How Ocean Insight can help: We’ve observed how the integration of UV-C lighting into robot systems is enabling autonomous disinfection processes that negate the need for human intervention. To support such projects, we’re structured to provide intensive customer collaboration through systems and software development; optical, mechanical and electrical engineering; and industrial design. For example, one recent effort involves working with a leading U.S. pediatric hospital on the challenge of disinfecting PPE for reuse

There is much discussion about whether to use traditional mercury lamps or move to the newer LED lamps.

Mercury lamps have peak output at 254 nm, which is why a lot of research concentrates on this wavelength. But there are promising findings about 222 nm, as this wavelength appears not to penetrate mammalian cells and could be used in the presence of people. Another interesting wavelength is 405 nm, which is in the visible spectrum and has been found to have germicidal properties. With LEDs the wavelengths can be tuned and hence, the potential for use of specific wavelengths. UV-C LEDs offer higher reliability and lower maintenance than existing technology.

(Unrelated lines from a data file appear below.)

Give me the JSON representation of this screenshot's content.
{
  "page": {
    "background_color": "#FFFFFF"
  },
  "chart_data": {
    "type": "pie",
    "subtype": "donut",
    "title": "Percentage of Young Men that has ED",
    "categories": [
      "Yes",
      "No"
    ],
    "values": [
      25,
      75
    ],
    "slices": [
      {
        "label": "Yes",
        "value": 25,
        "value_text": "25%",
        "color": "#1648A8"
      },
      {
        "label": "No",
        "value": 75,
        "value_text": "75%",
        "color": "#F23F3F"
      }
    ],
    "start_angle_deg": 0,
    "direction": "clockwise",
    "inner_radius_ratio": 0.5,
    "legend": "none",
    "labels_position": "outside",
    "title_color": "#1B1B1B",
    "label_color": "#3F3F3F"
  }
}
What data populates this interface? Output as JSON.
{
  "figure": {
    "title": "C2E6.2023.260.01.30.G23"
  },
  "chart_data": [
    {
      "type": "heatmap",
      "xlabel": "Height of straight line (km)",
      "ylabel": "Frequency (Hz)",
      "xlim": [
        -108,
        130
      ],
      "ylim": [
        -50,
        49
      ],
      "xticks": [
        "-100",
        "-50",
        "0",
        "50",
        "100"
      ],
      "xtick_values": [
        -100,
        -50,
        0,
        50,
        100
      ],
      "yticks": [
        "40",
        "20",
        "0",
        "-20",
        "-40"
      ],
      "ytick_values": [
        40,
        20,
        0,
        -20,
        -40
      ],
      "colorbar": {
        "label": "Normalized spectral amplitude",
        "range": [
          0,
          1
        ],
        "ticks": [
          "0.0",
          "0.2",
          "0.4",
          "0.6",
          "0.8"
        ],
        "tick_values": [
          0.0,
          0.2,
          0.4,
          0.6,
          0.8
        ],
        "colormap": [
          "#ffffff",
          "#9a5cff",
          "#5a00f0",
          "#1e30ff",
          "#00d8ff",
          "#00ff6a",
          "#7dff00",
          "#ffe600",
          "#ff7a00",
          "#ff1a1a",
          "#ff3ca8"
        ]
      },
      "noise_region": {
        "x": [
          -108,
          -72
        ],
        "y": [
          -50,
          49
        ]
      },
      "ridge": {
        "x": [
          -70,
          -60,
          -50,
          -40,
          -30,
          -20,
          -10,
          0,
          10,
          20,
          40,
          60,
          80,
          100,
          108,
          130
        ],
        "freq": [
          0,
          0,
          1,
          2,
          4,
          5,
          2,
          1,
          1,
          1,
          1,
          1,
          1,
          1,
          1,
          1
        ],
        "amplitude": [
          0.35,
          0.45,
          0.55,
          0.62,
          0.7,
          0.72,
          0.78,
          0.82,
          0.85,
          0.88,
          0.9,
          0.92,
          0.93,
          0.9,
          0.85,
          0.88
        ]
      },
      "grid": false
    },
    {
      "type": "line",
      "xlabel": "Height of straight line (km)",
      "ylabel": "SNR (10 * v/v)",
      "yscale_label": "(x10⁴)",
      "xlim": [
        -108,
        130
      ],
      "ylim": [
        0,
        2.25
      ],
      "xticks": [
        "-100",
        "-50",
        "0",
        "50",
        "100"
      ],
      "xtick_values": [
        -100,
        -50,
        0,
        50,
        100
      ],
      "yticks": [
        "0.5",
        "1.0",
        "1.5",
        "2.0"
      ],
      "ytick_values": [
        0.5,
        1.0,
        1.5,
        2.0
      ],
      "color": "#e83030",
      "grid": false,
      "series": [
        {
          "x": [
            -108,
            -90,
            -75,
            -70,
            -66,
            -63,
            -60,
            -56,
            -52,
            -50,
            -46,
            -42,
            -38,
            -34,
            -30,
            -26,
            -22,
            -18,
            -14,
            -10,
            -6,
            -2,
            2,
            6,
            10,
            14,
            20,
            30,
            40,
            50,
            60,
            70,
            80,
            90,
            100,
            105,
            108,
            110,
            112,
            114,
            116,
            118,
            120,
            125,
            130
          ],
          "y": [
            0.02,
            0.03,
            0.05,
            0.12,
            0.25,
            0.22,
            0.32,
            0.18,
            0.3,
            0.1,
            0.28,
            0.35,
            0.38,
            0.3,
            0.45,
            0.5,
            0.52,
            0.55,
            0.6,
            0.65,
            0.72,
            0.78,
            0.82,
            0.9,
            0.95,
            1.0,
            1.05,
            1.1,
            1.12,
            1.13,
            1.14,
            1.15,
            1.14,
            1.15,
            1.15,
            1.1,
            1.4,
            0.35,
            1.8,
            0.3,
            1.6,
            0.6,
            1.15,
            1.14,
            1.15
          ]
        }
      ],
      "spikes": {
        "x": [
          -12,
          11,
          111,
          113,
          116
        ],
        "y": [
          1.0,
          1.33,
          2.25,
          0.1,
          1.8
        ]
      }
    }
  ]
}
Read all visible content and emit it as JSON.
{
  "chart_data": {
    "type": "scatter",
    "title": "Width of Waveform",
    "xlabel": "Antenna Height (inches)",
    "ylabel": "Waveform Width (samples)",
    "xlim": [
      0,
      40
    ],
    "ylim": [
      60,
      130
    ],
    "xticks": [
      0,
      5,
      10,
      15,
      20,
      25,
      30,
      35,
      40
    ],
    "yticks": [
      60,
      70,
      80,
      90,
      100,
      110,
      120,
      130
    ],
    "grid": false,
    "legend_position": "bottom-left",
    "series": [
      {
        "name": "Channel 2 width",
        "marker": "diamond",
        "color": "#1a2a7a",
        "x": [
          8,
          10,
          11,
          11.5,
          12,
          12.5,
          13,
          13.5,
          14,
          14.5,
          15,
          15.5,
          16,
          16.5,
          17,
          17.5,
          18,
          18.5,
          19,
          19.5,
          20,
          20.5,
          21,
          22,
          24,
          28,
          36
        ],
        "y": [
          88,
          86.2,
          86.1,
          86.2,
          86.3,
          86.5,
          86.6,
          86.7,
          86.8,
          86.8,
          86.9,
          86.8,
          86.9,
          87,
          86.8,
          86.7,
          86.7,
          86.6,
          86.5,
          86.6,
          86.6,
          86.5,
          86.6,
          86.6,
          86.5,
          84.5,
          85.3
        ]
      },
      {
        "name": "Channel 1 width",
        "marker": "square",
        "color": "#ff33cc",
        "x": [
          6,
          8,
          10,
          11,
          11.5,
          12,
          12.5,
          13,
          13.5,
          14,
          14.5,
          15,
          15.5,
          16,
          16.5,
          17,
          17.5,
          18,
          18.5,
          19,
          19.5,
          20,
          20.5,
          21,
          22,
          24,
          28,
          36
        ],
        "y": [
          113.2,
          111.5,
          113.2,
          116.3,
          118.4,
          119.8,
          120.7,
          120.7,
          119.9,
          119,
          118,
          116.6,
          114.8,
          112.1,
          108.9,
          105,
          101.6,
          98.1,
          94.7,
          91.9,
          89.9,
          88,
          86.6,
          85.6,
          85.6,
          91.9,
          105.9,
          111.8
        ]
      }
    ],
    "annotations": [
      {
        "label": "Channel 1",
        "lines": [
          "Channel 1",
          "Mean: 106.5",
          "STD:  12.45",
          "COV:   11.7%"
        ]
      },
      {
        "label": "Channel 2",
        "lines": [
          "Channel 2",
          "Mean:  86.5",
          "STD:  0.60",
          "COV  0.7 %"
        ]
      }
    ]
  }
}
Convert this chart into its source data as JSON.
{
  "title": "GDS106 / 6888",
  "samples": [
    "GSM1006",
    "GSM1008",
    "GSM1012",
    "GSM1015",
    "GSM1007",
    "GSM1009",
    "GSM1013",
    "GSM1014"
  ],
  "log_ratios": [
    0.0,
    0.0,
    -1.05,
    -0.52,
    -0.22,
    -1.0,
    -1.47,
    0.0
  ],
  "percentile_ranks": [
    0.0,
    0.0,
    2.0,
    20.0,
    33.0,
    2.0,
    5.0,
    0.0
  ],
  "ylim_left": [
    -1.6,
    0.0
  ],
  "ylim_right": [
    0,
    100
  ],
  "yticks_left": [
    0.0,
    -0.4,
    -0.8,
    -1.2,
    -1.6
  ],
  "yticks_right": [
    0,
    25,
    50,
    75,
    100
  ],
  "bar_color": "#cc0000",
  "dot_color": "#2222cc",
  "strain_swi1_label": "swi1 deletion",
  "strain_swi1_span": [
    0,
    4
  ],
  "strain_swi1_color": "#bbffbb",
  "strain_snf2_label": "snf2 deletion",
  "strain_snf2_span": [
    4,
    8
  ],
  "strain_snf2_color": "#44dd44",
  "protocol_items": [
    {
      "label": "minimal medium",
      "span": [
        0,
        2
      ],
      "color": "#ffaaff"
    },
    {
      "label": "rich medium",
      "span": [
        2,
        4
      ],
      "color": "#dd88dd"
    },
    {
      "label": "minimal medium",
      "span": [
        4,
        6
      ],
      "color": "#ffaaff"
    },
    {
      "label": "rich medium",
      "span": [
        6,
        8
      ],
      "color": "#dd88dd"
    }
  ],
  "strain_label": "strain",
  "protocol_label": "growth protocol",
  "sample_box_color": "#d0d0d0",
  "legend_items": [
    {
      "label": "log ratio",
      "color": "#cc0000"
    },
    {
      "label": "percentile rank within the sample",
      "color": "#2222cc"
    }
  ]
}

As the lighting industry continues to aim for safe deployment of UV-C technology -- converging on standards and technologies that will protect people while not constraining the technology – the demand builds for more peer-reviewed studies and concrete evidence to support the nascent industry.

Spectroscopy will continue to play a key role in characterizing UV outputs and helping to monitor that the proper dosage has been delivered.